One of the ways to keep track of some of these shifts is to periodically run a dataset monitor which specifically compares datasets over time and between different time periods. Setting this up requires some configuration on the datasets to compare. In this case, both the baseline and the new batch of the Data Drift Dataset are discretely added for comparison, with appropriate timestamps. data_drift_datasets

Viewing Data Drift Results

The studio experience allows an overview of a composite metric for data drift, some level of exploration of which attributes are driving the data drift, and how they contribute. More customization is possible given the tight integration with App Insights and Azure Monitor to define reporting and thresholds at even granular levels.
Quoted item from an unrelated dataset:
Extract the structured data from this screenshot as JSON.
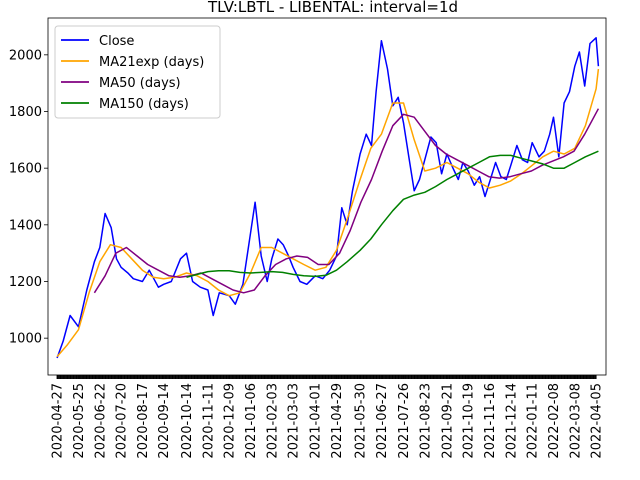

For a quick overview of the out-of-box view, see the video below: data_drift_monitor

Alerting

One of the benefits of setting up a data drift monitor is its tight integration with Azure Monitor, along with its alerting capabilities to identify when drift has exceeded a certain threshold.

For example, this is the email notification one receives when a data drift alert is detected. data_drift_alert

And this is the email notification which can help define the specific users/group to be part of to be notified when there is drift detected. data_drift_action_group

Such alerting mechanisms enable the MLOps team to be proactive with how their data is changing and respond accordingly. Note that not all data drifts are inherently data relationships changing. Often, there can be some quality gaps in the attributes coming through the system, and this can be a early signal to mitigate system issues.

Comparing the Baseline Model

To see how much the new dataset has degraded on the baseline model, we can compare the Data Drift Dataset on the original baseline-model-endpoint. This yields an error rate of +23.6%, compared to the baseline error rate of ~19-20%. Hence, the inherent drift in the data distributions is leading to this increased inaccuracy for predictions.

data_drift_comparison

Background Context

To simulate this scenario, a simulated dataset was created adjusting for a more consistent spread across the Contract, PaymentMethod, Dependents, OnlineSecurity, TechSupport and tenure_bins attribute in the baseline dataset. All else was maintained in terms of attribute distributions and overall churn rate compared to the baseline dataset. More details are in the modeling folder of the repo.